Law Firms Calls For Businesses To Adapt To New Laws

13.01.2015

David Shirt, Press Officer | 0161 838 3094

The majority of adults believe mums and dads should be equally‎ responsible for childcare, says a new Government report.

The survey, commissioned by the Business Department, found that‎ more than half (53%) said that childcare should be the equal responsibility for both parents, with a further fifth (22%) saying it should be down to each couple to decide how to share caring responsibilities.

Coming in a year when new parents will be able to share leave following the birth of their child, two thirds of those surveyed said that they would have considered sharing parental leave had it been available to them at the time.

Four in five of those considering having children in the future said‎ they would consider taking shared leave.

Deputy Prime Minister Nick Clegg said: "This Edwardian notion that women should stay at home while men go out and support the family has simply no place in this day and age. We need a modern Britain and a fair society that works for families, not against them.

"We know that mums and dads want more flexibility and choice when it comes to juggling their home and work lives and we're listening and taking action."

Employment Relations Minister Jo Swinson said: "This survey shows people are rejecting dated stereotypes about the roles of men and women. Parenting is a shared endeavour and couples want more flexibility when they are adapting to the demands of a new baby."

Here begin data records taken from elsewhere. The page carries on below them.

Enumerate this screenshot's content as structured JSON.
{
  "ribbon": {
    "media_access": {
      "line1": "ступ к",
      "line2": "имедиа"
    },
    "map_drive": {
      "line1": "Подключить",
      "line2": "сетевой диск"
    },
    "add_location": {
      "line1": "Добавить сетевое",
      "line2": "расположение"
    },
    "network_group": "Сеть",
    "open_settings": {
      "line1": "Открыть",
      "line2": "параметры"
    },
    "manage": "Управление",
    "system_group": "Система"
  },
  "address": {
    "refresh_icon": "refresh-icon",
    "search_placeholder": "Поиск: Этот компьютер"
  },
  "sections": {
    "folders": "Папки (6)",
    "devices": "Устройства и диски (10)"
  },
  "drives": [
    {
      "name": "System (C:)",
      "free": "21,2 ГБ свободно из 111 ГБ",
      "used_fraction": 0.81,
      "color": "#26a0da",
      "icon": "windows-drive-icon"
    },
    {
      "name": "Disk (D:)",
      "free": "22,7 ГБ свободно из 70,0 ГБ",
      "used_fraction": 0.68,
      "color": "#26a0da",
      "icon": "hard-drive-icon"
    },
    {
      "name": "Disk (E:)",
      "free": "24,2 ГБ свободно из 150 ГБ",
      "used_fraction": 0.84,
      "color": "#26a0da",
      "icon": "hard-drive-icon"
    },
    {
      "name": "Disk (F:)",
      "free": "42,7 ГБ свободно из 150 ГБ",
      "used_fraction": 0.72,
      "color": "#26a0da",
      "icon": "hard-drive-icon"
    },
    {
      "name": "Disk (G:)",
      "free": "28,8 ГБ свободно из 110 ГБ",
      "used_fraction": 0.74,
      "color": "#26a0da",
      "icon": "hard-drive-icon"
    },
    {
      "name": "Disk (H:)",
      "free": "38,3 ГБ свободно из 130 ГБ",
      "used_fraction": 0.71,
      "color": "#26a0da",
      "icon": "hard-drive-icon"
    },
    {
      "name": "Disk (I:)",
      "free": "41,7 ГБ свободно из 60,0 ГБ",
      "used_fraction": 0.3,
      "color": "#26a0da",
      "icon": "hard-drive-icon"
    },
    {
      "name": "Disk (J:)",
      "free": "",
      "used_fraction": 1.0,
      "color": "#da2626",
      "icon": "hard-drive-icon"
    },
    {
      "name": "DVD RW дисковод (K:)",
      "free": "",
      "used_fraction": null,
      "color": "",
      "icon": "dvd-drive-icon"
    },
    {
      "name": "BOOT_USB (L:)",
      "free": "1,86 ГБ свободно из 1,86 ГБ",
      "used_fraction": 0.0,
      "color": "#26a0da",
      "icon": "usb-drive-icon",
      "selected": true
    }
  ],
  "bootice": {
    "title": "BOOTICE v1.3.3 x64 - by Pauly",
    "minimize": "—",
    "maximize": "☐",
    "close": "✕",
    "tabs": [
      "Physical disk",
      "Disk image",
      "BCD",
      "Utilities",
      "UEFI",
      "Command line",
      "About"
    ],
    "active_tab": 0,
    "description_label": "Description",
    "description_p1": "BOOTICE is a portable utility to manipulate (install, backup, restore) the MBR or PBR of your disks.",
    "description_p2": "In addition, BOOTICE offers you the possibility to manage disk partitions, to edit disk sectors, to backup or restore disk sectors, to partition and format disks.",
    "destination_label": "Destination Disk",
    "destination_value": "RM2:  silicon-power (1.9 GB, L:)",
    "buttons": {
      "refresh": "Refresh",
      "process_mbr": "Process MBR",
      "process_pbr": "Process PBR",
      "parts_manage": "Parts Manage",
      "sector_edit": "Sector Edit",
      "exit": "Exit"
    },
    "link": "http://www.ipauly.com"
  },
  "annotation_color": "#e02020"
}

Glenn Hayes, an Employment Partner at national law firm, Irwin Mitchell, said:

Expert Opinion
The results of this survey serve as a timely reminder that businesses need to adapt quickly to the new shared parental leave laws. Although employees have been able to make these requests for over a month now, our research shows that 22% of senior managers still know nothing about the changes.

"Almost a third think that the additional rights for parental leave could create difficulties and extra work with just 17% saying that they will be able to introduce the changes easily. The demand amongst employees looks to be there and it is vital that employers deal with requests in the correct way and avoid costly discrimination claims.”